Iron-deficient red blood cells have a broad area of central pallor and a thin rim of stained cytoplasm. Anisocytosis is also apparent. (Diff-Quik stain. Original magnification 132×.)
Evaluating smears for the extent of erythropoietic response may provide critical information on the cause of anemia. Responding anemia—as suggested by an orderly shift to a greater than normal proportion of large, variably basophilic, immature RBCs on an anemic patient’s blood smears—indicates RBC loss from hemorrhage or hemolysis. A regenerative response may be detected in peripheral blood as early as 2 to 4 days after initial blood loss in dogs and cats, depending on the cause, magnitude of anemia, and the animal’s concurrent conditions. The response is typically rapid and profound in dogs and cats with hemolytic conditions, and more variable in onset and magnitude in patients with only mild blood loss. In all cases, if the regenerative response appears less than adequate for the degree of anemia (assuming adequate time has elapsed for the marrow to maximally respond), a reticulocyte count, which allows anemia to be classified as adequately regenerative, inadequately regenerative, or nonregenerative, is indicated. Inadequately regenerative or nonregenerative anemias indicate some degree of impaired erythropoiesis for which evaluation of the patient’s bone marrow may provide further diagnostic information.
One of a few vital stains that may be used to distinguish immature from mature erythrocytes on blood films is new methylene blue (NMB).

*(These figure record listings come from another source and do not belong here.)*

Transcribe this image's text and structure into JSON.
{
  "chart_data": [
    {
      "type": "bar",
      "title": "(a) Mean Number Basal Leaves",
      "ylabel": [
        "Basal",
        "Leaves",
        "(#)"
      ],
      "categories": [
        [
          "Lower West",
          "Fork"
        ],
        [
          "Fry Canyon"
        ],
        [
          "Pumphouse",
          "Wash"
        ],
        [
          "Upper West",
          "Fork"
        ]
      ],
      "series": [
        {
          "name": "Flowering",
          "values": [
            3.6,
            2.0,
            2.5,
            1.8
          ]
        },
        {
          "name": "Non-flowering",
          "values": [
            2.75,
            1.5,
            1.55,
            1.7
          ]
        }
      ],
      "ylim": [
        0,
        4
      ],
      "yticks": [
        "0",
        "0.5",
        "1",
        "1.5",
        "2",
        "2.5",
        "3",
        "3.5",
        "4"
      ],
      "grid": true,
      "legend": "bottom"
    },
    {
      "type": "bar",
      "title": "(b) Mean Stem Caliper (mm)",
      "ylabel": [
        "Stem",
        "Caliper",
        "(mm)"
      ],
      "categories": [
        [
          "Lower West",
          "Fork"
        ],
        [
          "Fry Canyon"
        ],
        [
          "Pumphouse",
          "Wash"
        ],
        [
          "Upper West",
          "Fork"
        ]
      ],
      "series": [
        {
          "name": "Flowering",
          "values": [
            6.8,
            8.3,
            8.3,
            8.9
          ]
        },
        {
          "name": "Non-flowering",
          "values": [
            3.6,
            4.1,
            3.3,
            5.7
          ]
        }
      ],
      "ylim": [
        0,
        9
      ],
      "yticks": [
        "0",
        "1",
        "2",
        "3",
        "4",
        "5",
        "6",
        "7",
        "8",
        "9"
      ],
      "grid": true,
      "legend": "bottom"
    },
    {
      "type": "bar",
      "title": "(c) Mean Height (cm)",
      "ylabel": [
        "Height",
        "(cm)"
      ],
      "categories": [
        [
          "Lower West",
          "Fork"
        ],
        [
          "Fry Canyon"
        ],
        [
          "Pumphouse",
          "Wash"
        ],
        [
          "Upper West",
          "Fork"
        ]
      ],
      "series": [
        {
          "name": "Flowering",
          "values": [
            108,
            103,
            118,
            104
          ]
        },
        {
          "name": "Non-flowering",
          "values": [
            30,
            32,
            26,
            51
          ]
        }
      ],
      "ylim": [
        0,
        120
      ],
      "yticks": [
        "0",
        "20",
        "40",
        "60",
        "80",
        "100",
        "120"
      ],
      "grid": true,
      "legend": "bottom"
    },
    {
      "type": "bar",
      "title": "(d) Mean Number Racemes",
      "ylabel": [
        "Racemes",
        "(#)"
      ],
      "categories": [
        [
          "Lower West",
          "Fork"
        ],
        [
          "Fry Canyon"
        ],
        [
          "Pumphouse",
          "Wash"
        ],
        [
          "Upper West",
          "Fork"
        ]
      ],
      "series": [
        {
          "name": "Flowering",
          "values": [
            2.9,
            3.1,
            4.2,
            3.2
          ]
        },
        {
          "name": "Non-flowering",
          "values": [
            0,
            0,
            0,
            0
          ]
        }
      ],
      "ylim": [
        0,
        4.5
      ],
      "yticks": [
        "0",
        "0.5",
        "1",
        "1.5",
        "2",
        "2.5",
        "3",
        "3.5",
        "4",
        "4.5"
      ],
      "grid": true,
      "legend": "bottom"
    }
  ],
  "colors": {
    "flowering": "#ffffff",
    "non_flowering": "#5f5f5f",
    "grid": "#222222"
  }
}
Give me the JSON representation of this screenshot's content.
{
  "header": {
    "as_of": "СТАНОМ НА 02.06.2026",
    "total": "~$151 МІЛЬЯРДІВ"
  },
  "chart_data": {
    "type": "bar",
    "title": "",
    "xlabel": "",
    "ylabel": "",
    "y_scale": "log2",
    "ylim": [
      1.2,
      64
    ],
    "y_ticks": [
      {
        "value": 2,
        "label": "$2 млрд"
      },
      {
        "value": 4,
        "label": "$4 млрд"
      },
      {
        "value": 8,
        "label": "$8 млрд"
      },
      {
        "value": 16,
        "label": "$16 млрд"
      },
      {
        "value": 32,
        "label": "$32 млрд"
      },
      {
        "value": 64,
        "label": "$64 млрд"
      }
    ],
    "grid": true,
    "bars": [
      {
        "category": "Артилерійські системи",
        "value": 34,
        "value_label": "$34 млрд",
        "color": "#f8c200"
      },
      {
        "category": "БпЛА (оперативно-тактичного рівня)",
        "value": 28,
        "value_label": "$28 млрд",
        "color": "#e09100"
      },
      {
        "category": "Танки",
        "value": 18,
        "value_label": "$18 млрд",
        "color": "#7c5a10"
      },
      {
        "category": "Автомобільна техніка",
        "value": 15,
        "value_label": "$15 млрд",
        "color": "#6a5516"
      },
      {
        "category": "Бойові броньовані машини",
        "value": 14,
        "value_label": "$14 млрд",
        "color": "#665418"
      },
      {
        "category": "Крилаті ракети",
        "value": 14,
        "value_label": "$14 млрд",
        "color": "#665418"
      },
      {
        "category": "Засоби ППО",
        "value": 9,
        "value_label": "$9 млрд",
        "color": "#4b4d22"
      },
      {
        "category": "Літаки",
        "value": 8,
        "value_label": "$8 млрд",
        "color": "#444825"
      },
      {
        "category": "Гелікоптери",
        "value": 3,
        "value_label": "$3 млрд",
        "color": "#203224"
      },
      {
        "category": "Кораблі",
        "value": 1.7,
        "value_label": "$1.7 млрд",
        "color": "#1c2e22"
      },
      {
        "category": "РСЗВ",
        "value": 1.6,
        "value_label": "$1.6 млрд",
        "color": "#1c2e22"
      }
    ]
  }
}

The stain combines with polyribosomes retained in immature RBCs (reticulocytes), which are then recognized as dark blue granules or “reticulum” within the RBC cytoplasm. Mature RBCs lack cytoplasmic ribosomes and stain uniformly pale blue with NMB.

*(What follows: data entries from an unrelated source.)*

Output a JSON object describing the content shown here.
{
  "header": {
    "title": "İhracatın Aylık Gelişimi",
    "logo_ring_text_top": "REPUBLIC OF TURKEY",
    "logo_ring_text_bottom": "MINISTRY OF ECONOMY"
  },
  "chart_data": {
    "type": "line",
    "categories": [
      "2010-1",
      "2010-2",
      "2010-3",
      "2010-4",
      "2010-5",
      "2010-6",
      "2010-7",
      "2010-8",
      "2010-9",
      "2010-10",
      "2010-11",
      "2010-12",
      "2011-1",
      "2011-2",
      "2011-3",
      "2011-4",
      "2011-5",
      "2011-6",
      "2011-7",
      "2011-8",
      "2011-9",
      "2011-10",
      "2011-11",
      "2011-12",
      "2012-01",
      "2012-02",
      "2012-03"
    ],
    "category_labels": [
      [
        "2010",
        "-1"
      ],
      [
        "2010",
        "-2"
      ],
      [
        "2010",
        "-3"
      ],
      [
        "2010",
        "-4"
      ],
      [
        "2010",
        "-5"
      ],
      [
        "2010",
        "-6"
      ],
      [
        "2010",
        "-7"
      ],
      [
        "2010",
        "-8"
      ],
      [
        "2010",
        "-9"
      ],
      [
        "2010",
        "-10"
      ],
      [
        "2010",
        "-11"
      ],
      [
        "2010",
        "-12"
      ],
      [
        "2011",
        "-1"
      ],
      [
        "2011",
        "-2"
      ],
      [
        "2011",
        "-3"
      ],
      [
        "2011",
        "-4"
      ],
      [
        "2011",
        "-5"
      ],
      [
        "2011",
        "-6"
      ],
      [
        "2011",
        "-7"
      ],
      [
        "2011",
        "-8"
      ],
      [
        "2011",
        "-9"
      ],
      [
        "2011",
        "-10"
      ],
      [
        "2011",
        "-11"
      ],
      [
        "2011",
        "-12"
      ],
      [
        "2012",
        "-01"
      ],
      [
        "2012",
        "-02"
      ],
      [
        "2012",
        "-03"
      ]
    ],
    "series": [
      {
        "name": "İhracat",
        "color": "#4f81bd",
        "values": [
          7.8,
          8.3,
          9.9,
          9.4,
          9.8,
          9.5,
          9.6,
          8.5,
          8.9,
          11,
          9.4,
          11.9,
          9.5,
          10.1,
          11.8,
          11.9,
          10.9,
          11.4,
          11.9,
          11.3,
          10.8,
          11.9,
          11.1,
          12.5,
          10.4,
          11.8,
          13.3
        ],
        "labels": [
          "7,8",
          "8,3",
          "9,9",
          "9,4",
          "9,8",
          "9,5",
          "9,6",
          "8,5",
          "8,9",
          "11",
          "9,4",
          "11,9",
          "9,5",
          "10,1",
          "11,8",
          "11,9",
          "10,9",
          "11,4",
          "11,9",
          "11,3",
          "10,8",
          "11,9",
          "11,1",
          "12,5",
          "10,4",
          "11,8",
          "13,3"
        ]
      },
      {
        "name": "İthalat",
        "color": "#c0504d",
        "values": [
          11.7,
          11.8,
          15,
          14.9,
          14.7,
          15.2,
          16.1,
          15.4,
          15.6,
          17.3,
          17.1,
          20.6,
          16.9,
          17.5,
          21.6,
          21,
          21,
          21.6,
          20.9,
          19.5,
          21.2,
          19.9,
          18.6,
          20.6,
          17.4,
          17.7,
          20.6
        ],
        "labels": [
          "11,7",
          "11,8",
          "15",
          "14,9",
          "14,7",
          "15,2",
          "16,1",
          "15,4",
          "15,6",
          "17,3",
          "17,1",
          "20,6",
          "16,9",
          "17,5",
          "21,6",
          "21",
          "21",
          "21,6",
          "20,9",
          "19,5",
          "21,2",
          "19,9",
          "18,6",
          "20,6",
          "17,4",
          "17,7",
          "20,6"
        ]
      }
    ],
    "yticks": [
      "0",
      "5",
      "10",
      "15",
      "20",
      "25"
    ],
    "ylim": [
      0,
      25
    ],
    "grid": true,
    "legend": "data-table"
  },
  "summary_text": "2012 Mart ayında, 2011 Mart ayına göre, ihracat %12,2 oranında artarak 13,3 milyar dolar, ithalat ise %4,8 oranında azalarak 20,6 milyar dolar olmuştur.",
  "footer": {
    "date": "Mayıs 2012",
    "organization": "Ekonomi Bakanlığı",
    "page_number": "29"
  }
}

One part blood is mixed with 1 to 1.5 parts NMB (0.5% in saline) in either a test or capillary tube (rolling the latter to mix well). This mixture is then allowed to stand at room temperature for either 10 (canine blood) or 15 to 20 (feline blood) minutes. The blood–stain combination is mixed again, and a small drop is used to make a thin smear, which is then air-dried and examined under the 100× oil-immersion objective. For manual reticulocyte quantitation, at least 1000 total RBCs are quantified, and the number of reticulocytes is expressed as a percentage (i.e., number of reticulocytes among 1000 total RBCs/10). An eyepiece etched with a Miller disk (available through retailers of microscope accessories) may facilitate counting.
Canine reticulocytes are of the aggregate type, recognized by their dark blue, interlacing network of cytoplasmic precipitate. Feline reticulocytes are of two readily recognizable types: (1) aggregate reticulocytes (as in dogs) and (2) punctate reticulocytes (Figure 26-22). Punctate reticulocytes lack the reticular pattern of cytoplasmic staining but contain a few scattered, variably sized, dark-blue cytoplasmic granules. These two reticulocyte types are counted separately in feline blood because their kinetics during a regenerative response differ. Because feline punctate reticulocytes remain elevated longer (up to 2 weeks after resolution of anemia) than aggregate reticulocytes in peripheral blood, only aggregate reticulocytes are counted to assess an active regenerative response. Note that epierythrocytic Hemobartonella felis organisms, basophilic stippling, and drying artifacts on RBCs may appear similar to and may need to be differentiated from punctate reticulocytes on NMB-stained feline blood smears.
Newer automated instruments are capable of performing reticulocyte counts as well and are available for assessment both at the in-clinic and reference laboratory levels. These instruments use different dyes to stain nucleic acid and often enumerate a percentage and absolute numbers of reticulocytes based on large numbers of cells via flow cytometry.